Page 3 of 3
Re: 18027 Bad Work Unit
Posted: Thu Dec 30, 2021 10:08 pm
by v00d00
Workunits fail. That's part of being in beta. That's why running beta is opt in. The chance of things going awry is generally quite high with beta workunits. If you want more stable workunits remove the beta or advanced flag from your client. Their is no shame attached to it. Most people who do beta just accept that things can go wrong. Obviously the more workunits you successfully complete make the likelihood of losing QRB less, so you could just opt out of beta for a while and build up a large number of completed workunits to lessen the chance of hitting the 80% cut off point. 20% of 1000 is a considerably bigger buffer than 20% of 100.
I have removed beta a few times in the last couple of months due to unstable workunits from certain projects. I then fold regular workunits for a couple of days and then go back on to beta. For whatever reason some of these workunits hate my RTX 2080 Ti, I have lost a handful now on these 182xx unit, but have also folded many more without issue, so i am leaning more towards an issue with the projects, as if it was hardware related, would they not all fail?
Re: 18027 Bad Work Unit
Posted: Thu Dec 30, 2021 10:37 pm
by Neil-B
Believe the project in question may actually have been released full fah hence folders concerns ... and I believe representations were made to the researcher about this.
I have run some 750+ p18201s and some 50+ p18202s and not had a single failure on my RTX3070 Win 11 setup so for me they have been stable ... different projects work gpus in different ways and even within projects there can be some slight variations in workload on gpus ... p18201s being decently large (from an atom count perspective) utilise my rtx3070 to the max (unlike some smaller atom count wus) and push to max power usage (running 2025MHz clocks) so it might be that they push your gpu right to the borderline on stability with the occasional one pushing it just too far? ... Have the errors been NAN ones?
Re: 18027 Bad Work Unit
Posted: Thu Dec 30, 2021 10:57 pm
by Joe_H
Yes, Project 18027 was released by the researcher to full F@h with no beta testing, little internal testing, and with no advance notice. There have been messages sent to that researcher.
Re: 18027 Bad Work Unit
Posted: Fri Dec 31, 2021 12:06 am
by psaam0001
Like WT*.... Seems like someone was in a little bit of a hurry to get going on this, but forgot to institute the proper testing protocols (which may make the process of getting valid information from the data more difficult).

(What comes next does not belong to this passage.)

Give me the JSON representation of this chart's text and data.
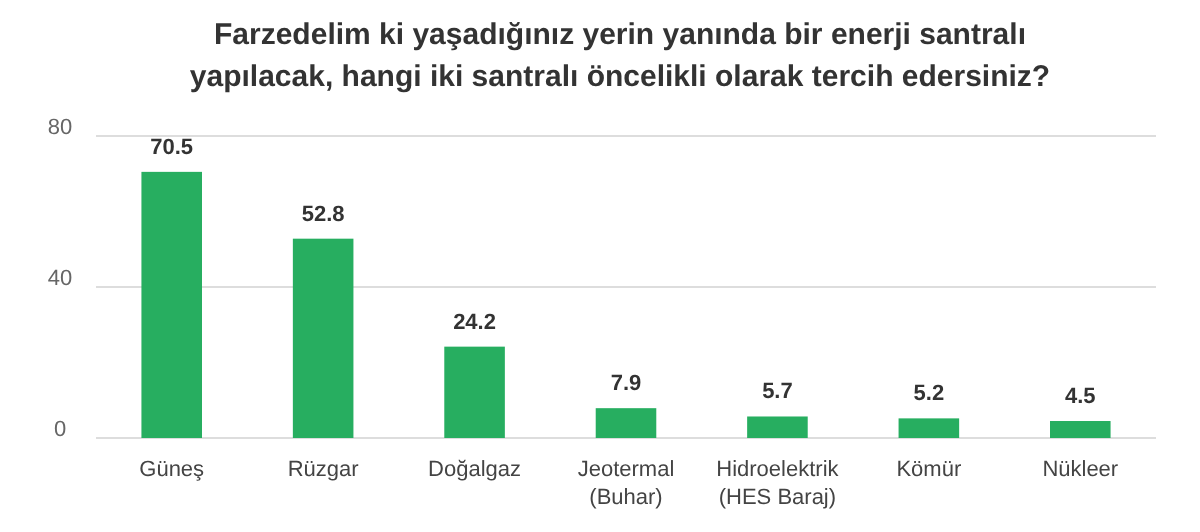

FWIW: I'm running what gets assigned to my system.
Paul
Re: 18027 Bad Work Unit
Posted: Fri Dec 31, 2021 3:51 pm
by v00d00
Oh ok, ignore my post.
This has happened before and it sucks. Probably a researcher who either doesn't know that new workunits are supposed to be tested by betateam for a week or two to make sure these mishaps don't happen, or maybe someone who doesn't care about following protocol. Either way someone from Mod team should shoot the problem up the food chain to whomever owns the project and let them know it needs tweaking. With any luck the project will get pulled from public and pushed back into beta for a bit until the problem is ironed out.
psaam0001 wrote:FWIW: I'm running what gets assigned to my system.

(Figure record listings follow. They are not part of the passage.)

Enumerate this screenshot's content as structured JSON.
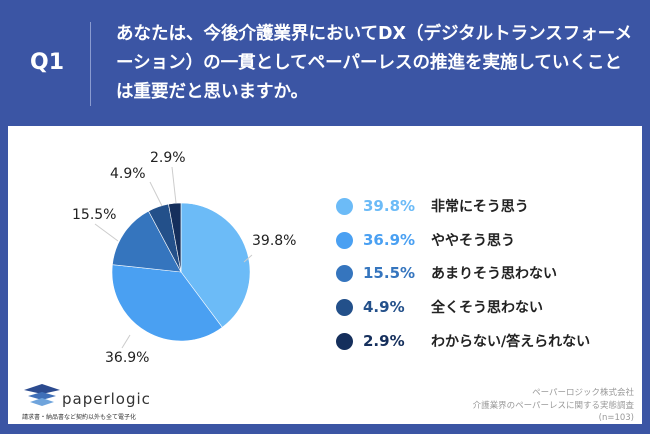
{
  "header": {
    "q_label": "Q1",
    "question": "あなたは、今後介護業界においてDX（デジタルトランスフォーメーション）の一貫としてペーパーレスの推進を実施していくことは重要だと思いますか。"
  },
  "chart_data": {
    "type": "pie",
    "categories": [
      "非常にそう思う",
      "ややそう思う",
      "あまりそう思わない",
      "全くそう思わない",
      "わからない/答えられない"
    ],
    "values": [
      39.8,
      36.9,
      15.5,
      4.9,
      2.9
    ],
    "labels": [
      "39.8%",
      "36.9%",
      "15.5%",
      "4.9%",
      "2.9%"
    ],
    "colors": [
      "#6cbbf7",
      "#4aa0f2",
      "#3575be",
      "#23508a",
      "#152f5c"
    ],
    "start": "top",
    "direction": "clockwise",
    "legend_placement": "right"
  },
  "footer": {
    "logo_text": "paperlogic",
    "tagline": "請求書・納品書など契約以外も全て電子化",
    "company": "ペーパーロジック株式会社",
    "survey": "介護業界のペーパーレスに関する実態調査",
    "n": "(n=103)"
  }
}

Same here. Not really bothered what I fold, as long as I fold.
Neil-B wrote:... Have the errors been NAN ones?
My errors were a mixture of NaN and Cuda/random weird error codes, plus Core_18 has dumped a few times for no reason. I've done all the usual checks on my 2080, cleaned out the cooling system, checked the RM850 is giving correct voltages, etc, and it doesnt appear to be the Card, PSU or OS. I even tried underclocking the card by 100MHz to see if it would work, but core_18 still dumped. So reset back to stock and just started keeping an eye on it for when it dies. I do wish Windows would kill and restart it automatically instead of telling me it died.